A sense of place and connection to the land are vital elements of Indigenous learning at York University, says an assistant professor in the Faculty of Education who teaches Indigenous education courses at York.
John Waaseyaabin Hupfield (Anishinaabe, Wasauksing First Nation) teaches two courses in the Faculty of Education: Indigeneity and Territory in Cultural Traditions, a graduate studies class, and Place and Learning, an undergraduate educational studies course.
John (Waaseyaabin) Hupfield
The courses, like much of Indigenous education, hinge on the teaching of reciprocity, what Hupfield calls "the idea of giving back."
"Whenever you take something, you give something back. That is embedded in us through our childhoods and how we are raised."
That concept connects with how teaching and learning happens within Indigenous culture where knowledge flows naturally through conversation between Elders and youth, rather than through the colonial model of instructors lecturing to students.
Hupfield calls it "a generational shift of knowledge that has been happening and has worked since time immemorial. And I know, just listening to Elders and folks back in my home community, that we did a pretty good job at it. We are always teaching and learning."
He helps students in his class understand that connection is the base for everything they learn in the class. One activity he assigns to help them make that connection is to go to an empty space, without their phones or other devices, and "just try to be present."
"Every time, I get these responses that it's really uncomfortable, and that, to me, explains a lot. It's a very telling phenomenon that this young generation, young adults coming into post-secondary, are uncomfortable with themselves," Hupfield says.
He explains that "relationality," Indigenous knowledge, is about how students connect to those who teach them and how they connect to a place and to themselves. Those elements help students develop a better understanding of who they are, which in turn helps them "do better work for our family, our community and to our nation."

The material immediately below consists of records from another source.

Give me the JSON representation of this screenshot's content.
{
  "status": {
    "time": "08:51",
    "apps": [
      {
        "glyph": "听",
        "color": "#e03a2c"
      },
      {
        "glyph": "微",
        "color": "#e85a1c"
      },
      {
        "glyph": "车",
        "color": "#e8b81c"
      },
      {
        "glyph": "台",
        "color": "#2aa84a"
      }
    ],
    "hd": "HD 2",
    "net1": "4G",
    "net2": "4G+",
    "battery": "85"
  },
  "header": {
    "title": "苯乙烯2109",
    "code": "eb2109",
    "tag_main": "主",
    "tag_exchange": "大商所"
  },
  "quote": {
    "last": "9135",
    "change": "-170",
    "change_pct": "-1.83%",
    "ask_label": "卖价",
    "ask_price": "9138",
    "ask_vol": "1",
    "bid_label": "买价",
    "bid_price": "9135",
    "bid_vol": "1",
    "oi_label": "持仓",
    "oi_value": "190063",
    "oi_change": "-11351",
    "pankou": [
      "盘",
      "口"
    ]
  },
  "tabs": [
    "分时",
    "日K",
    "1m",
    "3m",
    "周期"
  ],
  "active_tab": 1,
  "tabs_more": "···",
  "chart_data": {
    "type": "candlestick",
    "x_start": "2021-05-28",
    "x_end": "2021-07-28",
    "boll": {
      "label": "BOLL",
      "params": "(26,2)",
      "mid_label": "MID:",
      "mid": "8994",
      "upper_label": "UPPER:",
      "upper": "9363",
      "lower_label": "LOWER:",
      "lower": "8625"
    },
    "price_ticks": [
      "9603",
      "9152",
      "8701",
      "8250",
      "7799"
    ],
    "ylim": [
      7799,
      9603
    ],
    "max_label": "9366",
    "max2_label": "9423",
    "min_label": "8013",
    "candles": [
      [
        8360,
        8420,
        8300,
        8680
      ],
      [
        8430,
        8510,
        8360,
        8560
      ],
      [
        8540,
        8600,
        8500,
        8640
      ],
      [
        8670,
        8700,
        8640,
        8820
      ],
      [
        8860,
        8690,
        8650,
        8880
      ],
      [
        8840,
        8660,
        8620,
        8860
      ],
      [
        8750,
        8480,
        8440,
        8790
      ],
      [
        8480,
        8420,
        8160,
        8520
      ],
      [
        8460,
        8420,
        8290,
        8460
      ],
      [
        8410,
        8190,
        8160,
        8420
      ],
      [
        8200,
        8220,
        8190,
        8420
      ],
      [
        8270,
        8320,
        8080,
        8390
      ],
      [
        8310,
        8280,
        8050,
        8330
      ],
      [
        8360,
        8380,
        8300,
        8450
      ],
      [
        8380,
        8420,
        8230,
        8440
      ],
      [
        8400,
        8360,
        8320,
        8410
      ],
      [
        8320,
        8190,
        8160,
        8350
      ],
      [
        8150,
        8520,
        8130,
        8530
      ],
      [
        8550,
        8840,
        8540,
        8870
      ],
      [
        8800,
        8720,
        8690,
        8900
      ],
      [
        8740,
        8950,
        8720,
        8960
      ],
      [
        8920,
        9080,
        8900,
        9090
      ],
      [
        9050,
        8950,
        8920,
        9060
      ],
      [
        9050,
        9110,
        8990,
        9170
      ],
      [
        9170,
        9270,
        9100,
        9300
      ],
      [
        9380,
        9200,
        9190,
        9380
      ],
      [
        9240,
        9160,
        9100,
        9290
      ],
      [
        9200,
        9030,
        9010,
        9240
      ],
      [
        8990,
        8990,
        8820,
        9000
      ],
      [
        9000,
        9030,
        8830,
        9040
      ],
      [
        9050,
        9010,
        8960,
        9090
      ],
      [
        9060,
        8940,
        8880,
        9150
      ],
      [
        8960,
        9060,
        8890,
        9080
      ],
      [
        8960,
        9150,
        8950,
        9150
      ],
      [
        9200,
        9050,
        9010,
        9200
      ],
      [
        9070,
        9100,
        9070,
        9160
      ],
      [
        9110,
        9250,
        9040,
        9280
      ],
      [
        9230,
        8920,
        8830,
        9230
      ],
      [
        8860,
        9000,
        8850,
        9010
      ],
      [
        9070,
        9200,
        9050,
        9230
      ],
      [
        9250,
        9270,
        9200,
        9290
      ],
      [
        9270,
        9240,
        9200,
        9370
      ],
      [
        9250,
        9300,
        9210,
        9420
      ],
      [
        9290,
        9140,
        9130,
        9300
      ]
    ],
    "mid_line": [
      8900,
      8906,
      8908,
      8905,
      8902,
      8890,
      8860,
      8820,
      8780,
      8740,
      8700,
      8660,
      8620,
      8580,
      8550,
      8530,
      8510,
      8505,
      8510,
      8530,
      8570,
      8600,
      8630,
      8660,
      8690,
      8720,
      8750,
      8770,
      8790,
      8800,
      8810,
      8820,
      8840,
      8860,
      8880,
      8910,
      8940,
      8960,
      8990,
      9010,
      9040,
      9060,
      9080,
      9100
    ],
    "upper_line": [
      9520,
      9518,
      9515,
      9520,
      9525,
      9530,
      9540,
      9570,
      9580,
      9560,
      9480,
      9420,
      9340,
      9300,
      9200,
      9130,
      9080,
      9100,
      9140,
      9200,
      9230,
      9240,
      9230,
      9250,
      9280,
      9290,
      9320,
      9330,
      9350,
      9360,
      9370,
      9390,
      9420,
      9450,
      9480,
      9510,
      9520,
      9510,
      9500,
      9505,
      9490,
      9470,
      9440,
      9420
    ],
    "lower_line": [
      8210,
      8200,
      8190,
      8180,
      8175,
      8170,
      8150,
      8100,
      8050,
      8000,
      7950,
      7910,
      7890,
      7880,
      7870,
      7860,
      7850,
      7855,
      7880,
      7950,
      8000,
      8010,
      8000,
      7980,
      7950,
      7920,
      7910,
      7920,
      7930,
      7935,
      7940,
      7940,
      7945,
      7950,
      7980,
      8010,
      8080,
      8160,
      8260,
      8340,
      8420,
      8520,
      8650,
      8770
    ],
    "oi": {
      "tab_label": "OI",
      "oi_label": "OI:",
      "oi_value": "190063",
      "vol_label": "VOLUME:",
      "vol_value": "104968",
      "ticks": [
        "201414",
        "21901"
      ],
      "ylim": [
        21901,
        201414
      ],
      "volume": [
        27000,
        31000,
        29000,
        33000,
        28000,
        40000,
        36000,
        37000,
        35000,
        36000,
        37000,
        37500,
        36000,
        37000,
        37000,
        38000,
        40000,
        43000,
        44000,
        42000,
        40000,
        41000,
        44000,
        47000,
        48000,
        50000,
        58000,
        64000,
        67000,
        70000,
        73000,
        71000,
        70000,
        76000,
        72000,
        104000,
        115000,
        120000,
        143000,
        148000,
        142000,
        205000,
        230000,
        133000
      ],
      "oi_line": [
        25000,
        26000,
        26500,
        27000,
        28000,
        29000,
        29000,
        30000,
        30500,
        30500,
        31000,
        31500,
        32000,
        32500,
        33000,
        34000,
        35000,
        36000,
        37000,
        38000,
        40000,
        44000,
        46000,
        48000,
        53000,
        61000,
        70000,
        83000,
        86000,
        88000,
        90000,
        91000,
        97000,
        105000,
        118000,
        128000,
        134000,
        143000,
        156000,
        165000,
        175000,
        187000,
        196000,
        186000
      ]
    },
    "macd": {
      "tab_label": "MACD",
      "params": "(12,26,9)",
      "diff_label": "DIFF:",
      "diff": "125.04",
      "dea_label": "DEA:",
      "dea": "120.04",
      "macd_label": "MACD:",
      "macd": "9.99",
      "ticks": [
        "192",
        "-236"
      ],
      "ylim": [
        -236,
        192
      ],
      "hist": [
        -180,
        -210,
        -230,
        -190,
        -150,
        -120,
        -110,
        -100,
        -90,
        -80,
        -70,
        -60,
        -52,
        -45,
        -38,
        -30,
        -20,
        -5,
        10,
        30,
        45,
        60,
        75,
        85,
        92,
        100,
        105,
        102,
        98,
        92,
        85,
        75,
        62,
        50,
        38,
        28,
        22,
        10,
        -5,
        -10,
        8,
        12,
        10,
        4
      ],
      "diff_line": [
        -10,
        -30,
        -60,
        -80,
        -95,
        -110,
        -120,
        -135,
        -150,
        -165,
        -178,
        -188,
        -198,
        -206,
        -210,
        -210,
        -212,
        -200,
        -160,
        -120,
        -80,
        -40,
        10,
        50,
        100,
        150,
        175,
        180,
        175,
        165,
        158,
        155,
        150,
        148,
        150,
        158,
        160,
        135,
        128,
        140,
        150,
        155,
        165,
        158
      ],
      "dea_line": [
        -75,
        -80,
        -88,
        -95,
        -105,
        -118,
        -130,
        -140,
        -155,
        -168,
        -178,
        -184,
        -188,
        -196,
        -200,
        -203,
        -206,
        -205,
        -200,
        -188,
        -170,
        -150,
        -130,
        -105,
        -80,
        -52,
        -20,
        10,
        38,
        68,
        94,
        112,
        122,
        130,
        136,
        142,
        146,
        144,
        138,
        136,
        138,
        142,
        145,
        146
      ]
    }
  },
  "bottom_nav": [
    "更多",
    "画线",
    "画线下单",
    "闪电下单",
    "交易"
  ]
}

Hupfield says there's an interesting mix of students in his classes. He finds students from families that are newer to Canada and have perhaps experienced harms from colonization or displacement in their homeland catch onto the lesson more easily. He starts his teaching with a colonization timeline to illustrate why current circumstances exist.
"It's almost like the folks who are products of the Canadian education system have not been exposed to, or have not thought about, colonization," he says. "It is actually quite unsettling for them to think about Canada's role in that; because they grew up here, they feel implicated, or they feel shame."
The students who are newer to Canada often say they feel validated by the course. "They'll tell me that they grew up on the Mediterranean or in the Middle East and their family perhaps were farmers and were pushed off the land," Hupfield says. These students, he says, catch onto the lessons more easily than Canadian-raised students
"The ways in which colonization has impacted all of us comes to the fore. And then what do people do with that? I don't know. I can't know. I only have them for so long in the class," Hupfield says. "I can't tell them what to do when they go off and teach. But I hope that it's helped them open up to some further learning."
Susan Dion
Hupfield looks back on his decision to come to York for his graduate work and the effect of working with Professor Susan Dion, a Lenape and Potawatomi scholar and the first Indigenous tenure-track faculty member in York's Faculty of Education. Previous to that, he was working in the Friendship Centre movement, developing training programs for frontline staff.
He started graduate school pondering questions of how Indigenous people teach and how that fits into a system that doesn't work for everyone, weighing his own negative experiences of overt and systemic racism in Ontario's school system.
Hupfield says he and Dion talked and shared stories, passing along knowledge the way his community had always made the shift of knowledge. "That felt good. I enjoyed it because going in, you think you don't really know anything. I think that's a situation many Indigenous folks experience - they don't know who they are or feel they don't know enough. That's a byproduct of colonization."
That experience made clear to Hupfield there was a place for Indigenous people at university, that there was room for things to change.
One who agrees with that is Dean of the Faculty of Education Robert Savage.
"It is one of the great privileges and responsibilities of my role to continue to listen and to learn from John and Susan and indeed from all our Indigenous educators and students," Savage says. "Our collective work as an engaged and deliberately diverse community focuses us all on the shared objective of the promotion of decolonizing, equitable and inclusive education in both our scholarly and community work. John's and Susan's work represents these understandings extremely strongly."
Hupfield pointed to "the beauty of working at York because you are combining research and teaching.
"Those two remain interconnected," he says. "The ability to think about and put into practice ideas that come from research into our teaching makes the program stronger."